The protest in Lapoinya began on January 18 as Forestry Tasmania prepared to start logging the area's regrowth forest.
John Henshaw and Jessica Hoyt were arrested when they were among nine people who walked into the logging area to try to stop workers from bulldozing the forest. Henshaw and Hoyt face fines of $10,000.
Like Henshaw and Hoyt, Brown was charged with failing to comply with a direction to leave a business access area, and has been banned from going back to the Lapoinya logging area under the terms of his bail conditions.
Brown said after his release: “I didn't go with the intention of being arrested, but when I saw the destruction, I had to take a stand.”
The area, including a bridle trail, had been popular among nature lovers before the loggers moved in.
Brown said: “It's now a bulldozed highway, a logging road with tree ferns, trees and shrubbery flattened and bare earth. And they're getting ready to log the forest next door.”
Brown claims the logging is a loss-making exercise.

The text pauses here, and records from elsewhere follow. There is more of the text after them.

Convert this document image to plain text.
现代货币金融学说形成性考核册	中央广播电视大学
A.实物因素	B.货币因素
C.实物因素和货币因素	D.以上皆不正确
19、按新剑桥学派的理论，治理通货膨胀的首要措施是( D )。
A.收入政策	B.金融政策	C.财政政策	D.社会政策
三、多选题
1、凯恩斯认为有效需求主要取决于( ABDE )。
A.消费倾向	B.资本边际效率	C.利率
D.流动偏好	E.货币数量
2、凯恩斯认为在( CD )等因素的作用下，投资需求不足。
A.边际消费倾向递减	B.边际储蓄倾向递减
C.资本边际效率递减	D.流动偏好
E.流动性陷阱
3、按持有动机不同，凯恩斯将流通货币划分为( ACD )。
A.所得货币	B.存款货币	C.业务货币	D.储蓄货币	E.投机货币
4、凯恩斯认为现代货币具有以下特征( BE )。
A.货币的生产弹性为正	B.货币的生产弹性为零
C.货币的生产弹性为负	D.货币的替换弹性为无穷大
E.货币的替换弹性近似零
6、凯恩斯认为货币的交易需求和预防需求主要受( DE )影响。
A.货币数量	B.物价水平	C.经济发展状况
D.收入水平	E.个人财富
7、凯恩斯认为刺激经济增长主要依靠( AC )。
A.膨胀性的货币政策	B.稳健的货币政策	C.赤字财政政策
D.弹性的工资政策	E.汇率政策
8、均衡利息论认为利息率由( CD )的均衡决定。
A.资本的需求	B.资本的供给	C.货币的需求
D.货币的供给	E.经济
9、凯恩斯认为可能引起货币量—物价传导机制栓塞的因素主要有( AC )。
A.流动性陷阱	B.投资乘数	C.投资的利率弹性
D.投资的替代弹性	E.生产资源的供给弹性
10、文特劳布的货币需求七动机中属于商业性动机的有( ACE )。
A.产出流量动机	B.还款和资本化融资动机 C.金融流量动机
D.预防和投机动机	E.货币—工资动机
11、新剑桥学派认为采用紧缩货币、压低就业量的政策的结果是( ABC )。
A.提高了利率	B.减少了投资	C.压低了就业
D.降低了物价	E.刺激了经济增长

He said in a statement: “One independent economic analysis estimates the cost to taxpayers of this unnecessary invasion of the Lapoinya forest at $50,000 but, with Forestry Tasmania's bid for [Forest Stewardship Council] certification undermined, the flow-on costs will be much more.”
Brown called the decision to log Lapoinya “a criminal act” saying “ it is the ministers, not the residents of Lapoiyna, who should be facing fines and jail sentences”.
In an opinion piece for New Matilda Brown said: “Two weeks ago, I walked the bridal track along a perimeter of the Lapoinya Forest with some of the local people. I heard about their desperation to save the forest and its bevy of rare and endangered wildlife, including Tasmanian devils and spotted tiger quolls (both are large carnivorous marsupials), and astacopsis gouldi.
“The latter is the world's largest freshwater crayfish: it grows up to 80 centimetres in length and 6 kilograms in weight and the pristine creeks in the Lapoinya forest are a vital nursery. Logging extrudes mud into the streams and covers the naturally-fallen timber which the crayfish eat: so they starve.
“Modern industrial logging — unlike the selective logging of old which allowed the native forest to recover — involves clearfelling and then firebombing, with the deliberate knowledge of all concerned, including [Greg Hunt, that the native species are eliminated and replaced with a monoculture plantation set for endless and rapid future clearfelling and replacement.”
About 150 people rallied on January 21 on Hobart's Parliament lawns in solidarity with forest protesters at Lapoinya. The rally was organised by the Bob Brown Foundation in response to the state government and Forestry Tasmania's insistence on pushing ahead with the logging plans.
Indiana Massey, who grew up at Lapoinya, told the rally locals were deeply connected to the forest. She spoke about spending her childhood camping in the area, where she saw giant crayfish, Tasmanian devils and quolls.
“The forest has helped shape the people who live there and who grew up there,” she said.